Obudziło mnie słońce które dostawało się do mojego okna które zapomniałam zasłonić.
Dziś jest 10 sierpnia czyli impreza w klubie z gombao i moimi przyjaciółmi. Michał do tej lody się nie odezwał nie napisał ani nic. Teoretycznie nie miałam mu tego za złe może musi sobie coś przemyśleć albo nie chce ze mną pisać ro zrozumiałe.Spojrzałam na telefon i była już 11. Trochę późno. Nie wiem czemu tak długo spałam zazwyczaj wstaje o 9 ale dobra przynajmniej się wyspałam.
Jak zawsze poszłam do łazienki i wzięłam poranny zimny prysznic żeby się przebudzić. Umyłam się a następnie zrobiłam codzienna poranna pielęgnacje włosów, ciała i twarzy.
Nie malowałam się bo o 19 przychodzi Iga z Tomkiem i dopiero wtedy będziemy się ogarniać.Poszłam do pokoju i ubrałam jakiś czarny top z cienkimi ramiączkami i do tego luźne spodenki w tym samym kolorze. Na stopy założyłam skarpetki długie z nike i moje klapki.
Otworzyłam okno w pokoju, wzięłam telefon i zeszłam na dół. Oczywiście byłam sama w domu bo boi rodzice pracowali.

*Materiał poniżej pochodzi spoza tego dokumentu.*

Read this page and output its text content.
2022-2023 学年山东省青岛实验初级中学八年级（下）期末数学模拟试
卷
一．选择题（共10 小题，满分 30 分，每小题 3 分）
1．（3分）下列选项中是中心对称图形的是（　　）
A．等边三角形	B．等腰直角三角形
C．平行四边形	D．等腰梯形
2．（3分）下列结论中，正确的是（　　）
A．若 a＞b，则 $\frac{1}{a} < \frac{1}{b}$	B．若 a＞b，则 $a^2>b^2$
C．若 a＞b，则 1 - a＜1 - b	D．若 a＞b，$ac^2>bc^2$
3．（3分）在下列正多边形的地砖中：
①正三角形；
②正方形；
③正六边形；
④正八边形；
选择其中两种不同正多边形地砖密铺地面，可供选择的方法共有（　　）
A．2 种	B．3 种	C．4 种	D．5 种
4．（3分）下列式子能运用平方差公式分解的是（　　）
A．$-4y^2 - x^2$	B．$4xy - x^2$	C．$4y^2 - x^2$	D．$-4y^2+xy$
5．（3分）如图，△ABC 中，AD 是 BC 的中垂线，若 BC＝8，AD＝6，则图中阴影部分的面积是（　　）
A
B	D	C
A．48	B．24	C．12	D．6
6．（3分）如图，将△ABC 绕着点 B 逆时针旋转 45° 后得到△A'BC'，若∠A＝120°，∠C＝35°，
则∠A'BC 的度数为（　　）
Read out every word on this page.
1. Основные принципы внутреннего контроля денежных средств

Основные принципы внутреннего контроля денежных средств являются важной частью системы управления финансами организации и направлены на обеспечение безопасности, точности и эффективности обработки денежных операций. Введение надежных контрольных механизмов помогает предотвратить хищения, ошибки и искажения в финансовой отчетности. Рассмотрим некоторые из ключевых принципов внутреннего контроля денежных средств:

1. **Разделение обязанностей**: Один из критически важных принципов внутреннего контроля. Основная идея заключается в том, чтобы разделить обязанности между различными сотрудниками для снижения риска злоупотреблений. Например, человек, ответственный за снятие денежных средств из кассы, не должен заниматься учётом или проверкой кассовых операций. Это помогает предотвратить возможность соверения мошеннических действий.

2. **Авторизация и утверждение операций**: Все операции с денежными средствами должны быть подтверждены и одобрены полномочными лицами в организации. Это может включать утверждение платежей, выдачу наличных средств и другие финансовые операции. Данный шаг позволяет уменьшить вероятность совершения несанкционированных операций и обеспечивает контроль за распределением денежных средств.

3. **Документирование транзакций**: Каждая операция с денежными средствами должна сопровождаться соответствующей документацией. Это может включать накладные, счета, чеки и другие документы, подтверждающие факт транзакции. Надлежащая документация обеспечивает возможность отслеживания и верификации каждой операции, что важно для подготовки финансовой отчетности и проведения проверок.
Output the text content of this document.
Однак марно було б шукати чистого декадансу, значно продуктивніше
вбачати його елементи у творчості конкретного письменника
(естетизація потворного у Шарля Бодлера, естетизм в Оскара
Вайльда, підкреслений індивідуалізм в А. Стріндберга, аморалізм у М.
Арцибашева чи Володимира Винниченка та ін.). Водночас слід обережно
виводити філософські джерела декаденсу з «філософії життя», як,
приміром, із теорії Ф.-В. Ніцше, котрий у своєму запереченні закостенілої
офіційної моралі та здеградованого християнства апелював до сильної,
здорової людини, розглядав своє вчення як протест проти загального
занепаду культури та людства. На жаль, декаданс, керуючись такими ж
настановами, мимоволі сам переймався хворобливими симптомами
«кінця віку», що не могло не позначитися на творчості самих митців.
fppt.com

Na lodowce zobaczyłam tylko karteczkę że mam obiad do podgrzania sobie.
Dałam psom jedzenie i otworzyłam im ogród.
Poszłam do salonu który jest połączony z kichania tak jak by no dobra może nie połączony ale widać z kuchni nasz telewizor wiec włączyłam jakiś serial na netflixie i poszłam robić sobie śniadanie. Miałam ochotę na naleśniki wiec stwierdziłam ze zrobie je sobie z bita śmietana czekolada i bananami.Robiąc śniadanie oczywiście Alex kręcił się ciagle obok mnie licząc ze coś odstanie. Nagle usłyszałam dzwonek do drzwi. Nie spodziewałam się nikogo. Idąc do drzwi przypomniałam sobie ze dziś jest środa i miała przyjąć poczta.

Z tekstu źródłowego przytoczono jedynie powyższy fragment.